We were both pleasantly surprised. Whilst our sleep was not exactly deep, it was uninterrupted. I only woke at 5.30 when the natural light from the window (there are no curtains) began to hit my eyes.
There are no showers on board but I had bought baby wipes, and we were able to brush our teeth and wash our faces in the sinks. Seeing as the tickets cost a mere £13 per person this journey was excellent. The only downside was that smoking on a train is not yet banned in China, and people smoke in the small sections connecting each carriage. Whilst this didn’t drift too much into our carriage, if there had been more smokers that day it might have been worse.
12 hours on a train – the way back
After spending our Saturday in Xi’an we headed back to Chengdu first thing Sunday morning. We booked a driver to pick us up from the hostel to take us to Xi’an South Railway station. The driver was, I think, what I would call overly cautious and decided that we needed to allow two hours to travel to the station. We left promptly at 5am and arrived at the train station…an hour later. We then boarded our train an hour and a half later, at 7.30am. Our train didn’t arrive into Chengdu until 7.45pm that evening. Here’s how we survived over 12 hours on the train:
Think of it as six two-hour slots
Jonny’s cunning trick to make the time go quicker was to plan six two-hour slots of activities. I’d bought my laptop and we both had kindles. I’d also bought some work along. So we planned to watch films, read, do some marking and sleep.
This plan was foiled when, five hours in, Jonny got kicked out of the seat next to me and could no longer watch the second film we had planned. For some reason the train’s computer system had decided to stick us in seat 24 and 25. Great, we thought, we must be seated next to each other. Sadly no. My seat was at the end of one row and Jonny’s was at the start of the next one. The Chinese lady seemed pretty insistent on sitting in her seat (despite several being free) so Jonny relocated to his assigned seat.
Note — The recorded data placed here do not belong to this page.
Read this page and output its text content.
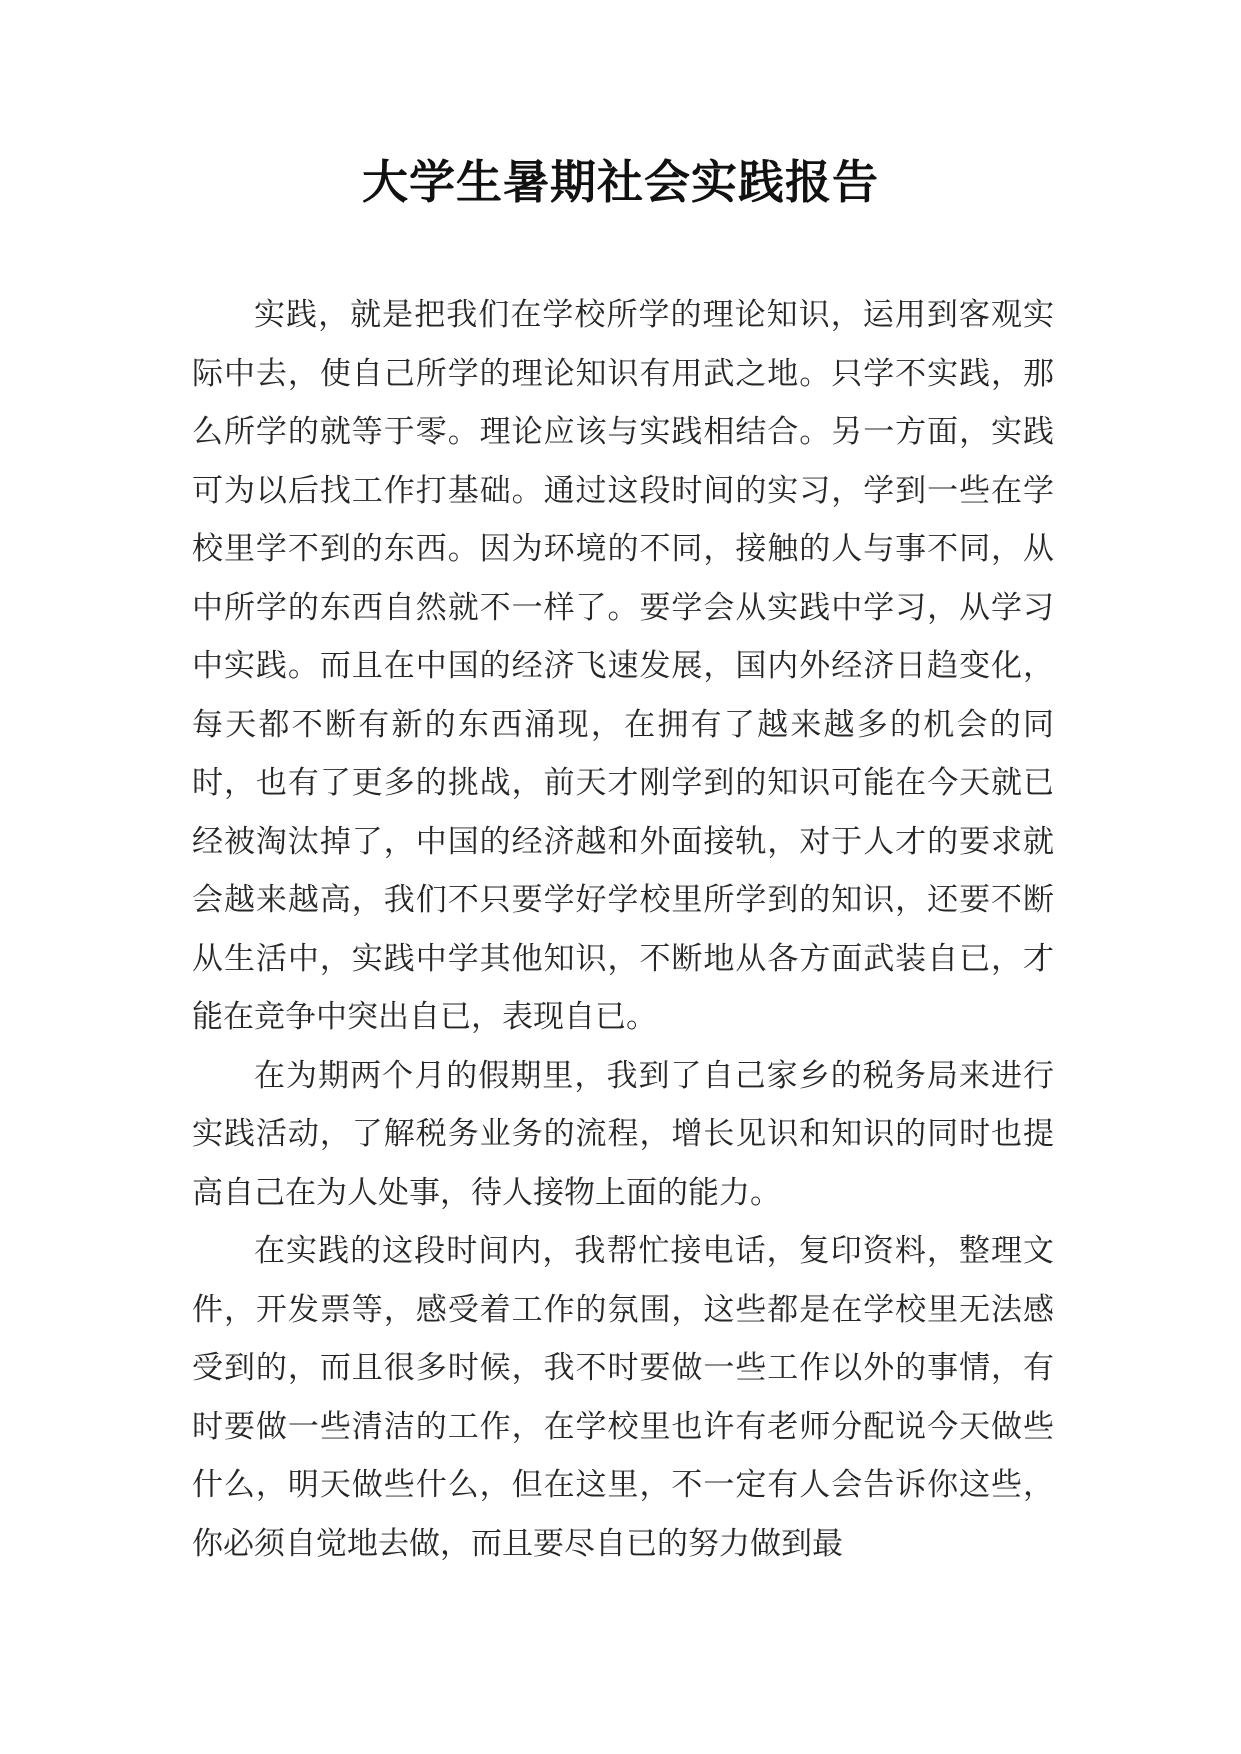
大学生暑期社会实践报告

实践，就是把我们在学校所学的理论知识，运用到客观实际中去，使自己所学的理论知识有用武之地。只学不实践，那么所学的就等于零。理论应该与实践相结合。另一方面，实践可为以后找工作打基础。通过这段时间的实习，学到一些在学校里学不到的东西。因为环境的不同，接触的人与事不同，从中所学的东西自然就不一样了。要学会从实践中学习，从学习中实践。而且在中国的经济飞速发展，国内外经济日趋变化，每天都不断有新的东西涌现，在拥有了越来越多的机会的同时，也有了更多的挑战，前天才刚学到的知识可能在今天就已经被淘汰掉了，中国的经济越和外面接轨，对于人才的要求就会越来越高，我们不只要学好学校里所学到的知识，还要不断从生活中，实践中学其他知识，不断地从各方面武装自已，才能在竞争中突出自已，表现自已。

在为期两个月的假期里，我到了自己家乡的税务局来进行实践活动，了解税务业务的流程，增长见识和知识的同时也提高自己在为人处事，待人接物上面的能力。

在实践的这段时间内，我帮忙接电话，复印资料，整理文件，开发票等，感受着工作的氛围，这些都是在学校里无法感受到的，而且很多时候，我不时要做一些工作以外的事情，有时要做一些清洁的工作，在学校里也许有老师分配说今天做些什么，明天做些什么，但在这里，不一定有人会告诉你这些，你必须自觉地去做，而且要尽自已的努力做到最
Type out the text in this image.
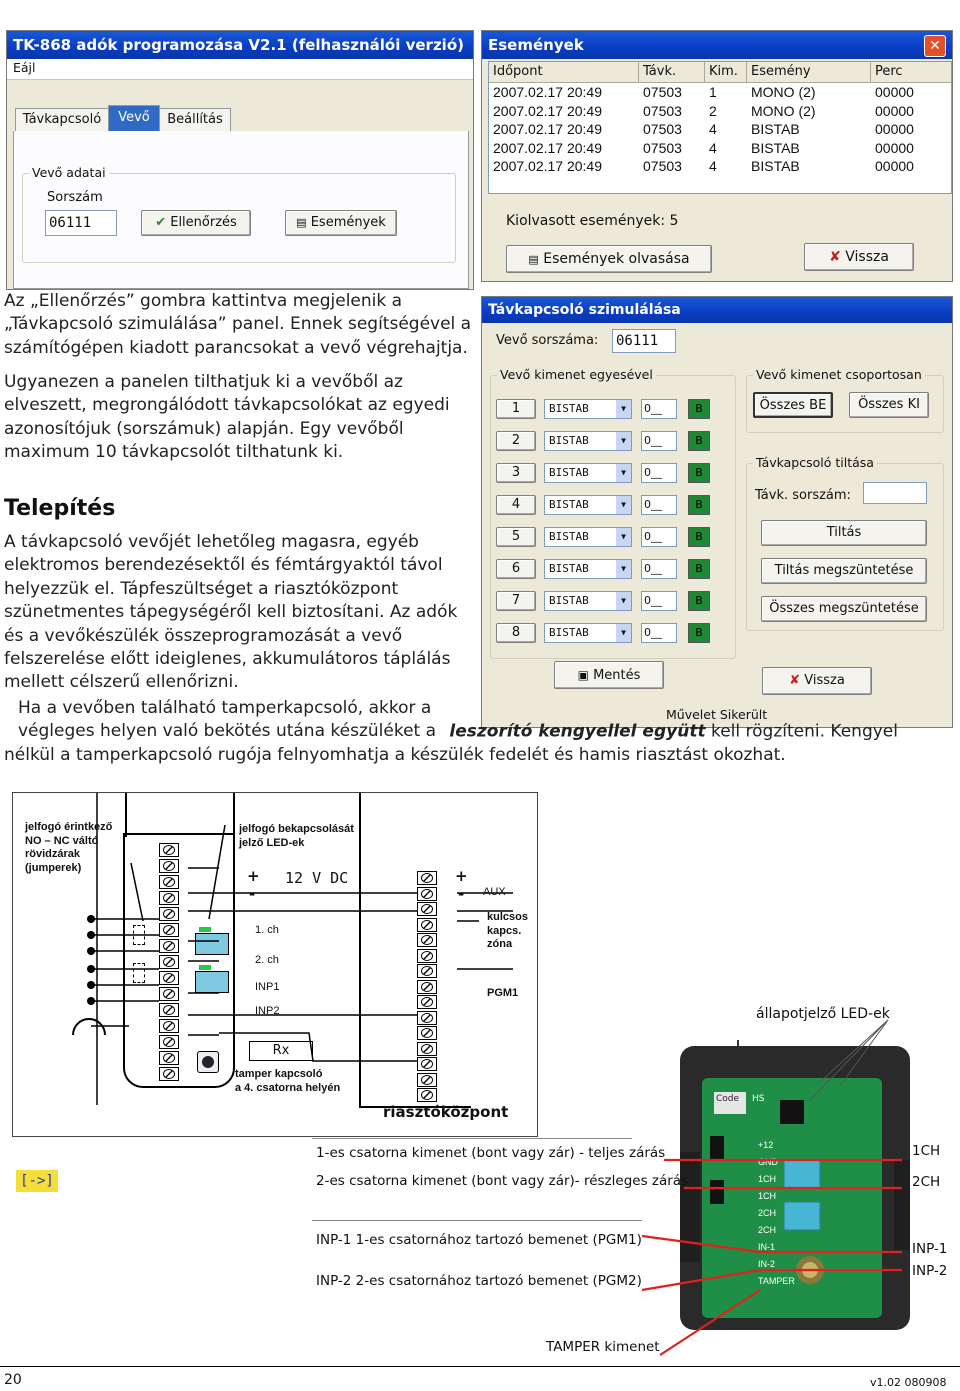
TK-868 adók programozása V2.1 (felhasználói verzió)
Eájl
Távkapcsoló	Vevő	Beállítás
Vevő adatai
Sorszám
06111	✔ Ellenőrzés	▤ Események
Események	✕
Időpont	Távk.	Kim.	Esemény	Perc
2007.02.17 20:49	07503	1	MONO (2)	00000
2007.02.17 20:49	07503	2	MONO (2)	00000
2007.02.17 20:49	07503	4	BISTAB	00000
2007.02.17 20:49	07503	4	BISTAB	00000
2007.02.17 20:49	07503	4	BISTAB	00000
Kiolvasott események: 5
▤ Események olvasása	✘ Vissza
Távkapcsoló szimulálása
Vevő sorszáma: 06111
Vevő kimenet egyesével	Vevő kimenet csoportosan
Összes BE	Összes KI
Távkapcsoló tiltása
Távk. sorszám:
Tiltás
Tiltás megszüntetése
Összes megszüntetése
▣ Mentés	✘ Vissza
Művelet Sikerült
1	BISTAB	▼	0__	B
2	BISTAB	▼	0__	B
3	BISTAB	▼	0__	B
4	BISTAB	▼	0__	B
5	BISTAB	▼	0__	B
6	BISTAB	▼	0__	B
7	BISTAB	▼	0__	B
8	BISTAB	▼	0__	B
Az „Ellenőrzés” gombra kattintva megjelenik a „Távkapcsoló szimulálása” panel. Ennek segítségével a számítógépen kiadott parancsokat a vevő végrehajtja.
Ugyanezen a panelen tilthatjuk ki a vevőből az elveszett, megrongálódott távkapcsolókat az egyedi azonosítójuk (sorszámuk) alapján. Egy vevőből maximum 10 távkapcsolót tilthatunk ki.
Telepítés
A távkapcsoló vevőjét lehetőleg magasra, egyéb elektromos berendezésektől és fémtárgyaktól távol helyezzük el. Tápfeszültséget a riasztóközpont szünetmentes tápegységéről kell biztosítani. Az adók és a vevőkészülék összeprogramozását a vevő felszerelése előtt ideiglenes, akkumulátoros táplálás mellett célszerű ellenőrizni.
Ha a vevőben található tamperkapcsoló, akkor a végleges helyen való bekötés utána készüléket a leszorító kengyellel együtt kell rögzíteni. Kengyel nélkül a tamperkapcsoló rugója felnyomhatja a készülék fedelét és hamis riasztást okozhat.
jelfogó érintkező
NO – NC váltó
rövidzárak
(jumperek)
jelfogó bekapcsolását
jelző LED-ek
+
-
12 V DC	+
- AUX
1. ch
2. ch
INP1
INP2
Rx
kulcsos
kapcs.
zóna
PGM1
tamper kapcsoló
a 4. csatorna helyén
riasztóközpont
állapotjelző LED-ek
Code HS
+12
GND
1CH
1CH
2CH
2CH
IN-1
IN-2
TAMPER
[->]
1-es csatorna kimenet (bont vagy zár) - teljes zárás
2-es csatorna kimenet (bont vagy zár)- részleges zárás
INP-1 1-es csatornához tartozó bemenet (PGM1)
INP-2 2-es csatornához tartozó bemenet (PGM2)
TAMPER kimenet
1CH
2CH
INP-1
INP-2
20	v1.02 080908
Despite this hiccough the train journey seemed to go by surprisingly quickly (I’m writing this in past tense but I’m actually sat on the train writing this – two hours to go!). Also, the scenery from the window has been truly stunning. Beautiful hills and rivers and rice paddies – the sort of places you’d like to get off and explore but which we’ve now come to realise are places that can never truly be explored in China.
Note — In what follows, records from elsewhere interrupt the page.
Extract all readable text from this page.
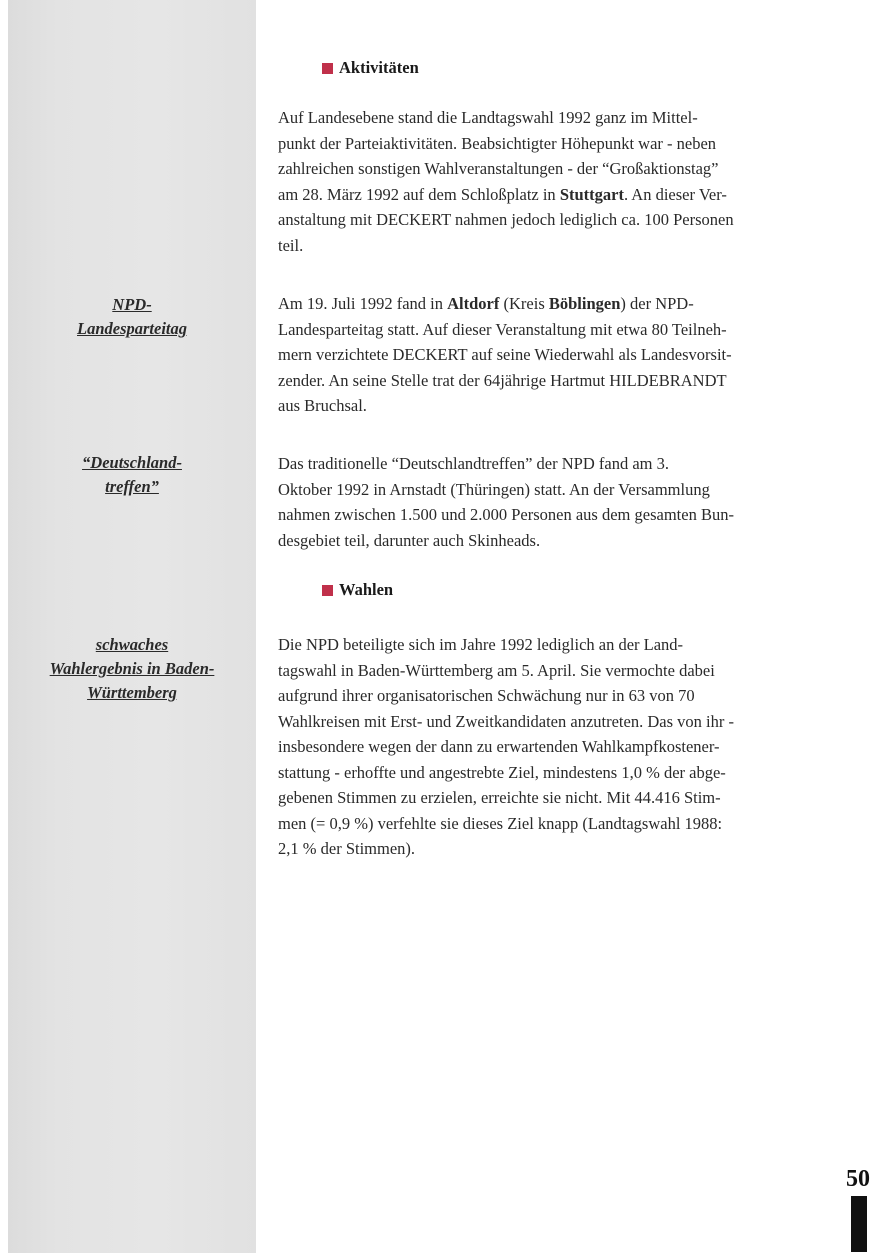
NPD-
Landesparteitag
“Deutschland-
treffen”
schwaches
Wahlergebnis in Baden-
Württemberg
Aktivitäten
Auf Landesebene stand die Landtagswahl 1992 ganz im Mittel-
punkt der Parteiaktivitäten. Beabsichtigter Höhepunkt war - neben
zahlreichen sonstigen Wahlveranstaltungen - der “Großaktionstag”
am 28. März 1992 auf dem Schloßplatz in Stuttgart. An dieser Ver-
anstaltung mit DECKERT nahmen jedoch lediglich ca. 100 Personen
teil.
Am 19. Juli 1992 fand in Altdorf (Kreis Böblingen) der NPD-
Landesparteitag statt. Auf dieser Veranstaltung mit etwa 80 Teilneh-
mern verzichtete DECKERT auf seine Wiederwahl als Landesvorsit-
zender. An seine Stelle trat der 64jährige Hartmut HILDEBRANDT
aus Bruchsal.
Das traditionelle “Deutschlandtreffen” der NPD fand am 3.
Oktober 1992 in Arnstadt (Thüringen) statt. An der Versammlung
nahmen zwischen 1.500 und 2.000 Personen aus dem gesamten Bun-
desgebiet teil, darunter auch Skinheads.
Wahlen
Die NPD beteiligte sich im Jahre 1992 lediglich an der Land-
tagswahl in Baden-Württemberg am 5. April. Sie vermochte dabei
aufgrund ihrer organisatorischen Schwächung nur in 63 von 70
Wahlkreisen mit Erst- und Zweitkandidaten anzutreten. Das von ihr -
insbesondere wegen der dann zu erwartenden Wahlkampfkostener-
stattung - erhoffte und angestrebte Ziel, mindestens 1,0 % der abge-
gebenen Stimmen zu erzielen, erreichte sie nicht. Mit 44.416 Stim-
men (= 0,9 %) verfehlte sie dieses Ziel knapp (Landtagswahl 1988:
2,1 % der Stimmen).
50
The mountains slice up and down, ice bergs coming to rest in a sheer point – see bulbous patches of rapeseed like bamboo fluttering over each other – and paths, foot compacted, running and disappearing by each step makeable – bends round potent and picturesque, ridges staggering dragons above river courses; bridges grey brown and a small hut and golden statue in a spray of moon dust – now an old factor rusted apertures and extrusions, spider legs cobbled together for a dead purpose –
Travelling by train does not explain, it reveals. The train’s focus is in infrastructure itself, adjacent roads, canals and rivers are as purposeful to it as the masks of tumbling greenery, or the young and old playing in far below of above specs. The roads that logic debates must run the same route as the train are exposed only as they are beneficial or detrimental to the scene – exuberances meet beside a pile of refuse to the train window’s eye.
Mysteries all, – like the fact that the train seems to choose to slow and slow but not stop by first one, then more and more, empty decaying concrete things that must have been intended for buildings. Hanging lumps of the stuff from wasted veins of iron, gaps masquerading as chipped windows and doorways leading through to many years faded new years door garlands. And suddenly these were buildings as we see an old woman emerge from no where, carrying some celery, darkened by the rotten shell.
Graves on the hillside stick out, those family tombs that dictate what we think of tradition here today – some clumped by the train. Were they moved, one wonders, did they take them, the bones or whatever remnants, or did they leave them to mulch – blasted out and leveled by the arriving sleepers – only their memorial surviving, isolated in the beauty of this lonely, long named, slope.
It never explains.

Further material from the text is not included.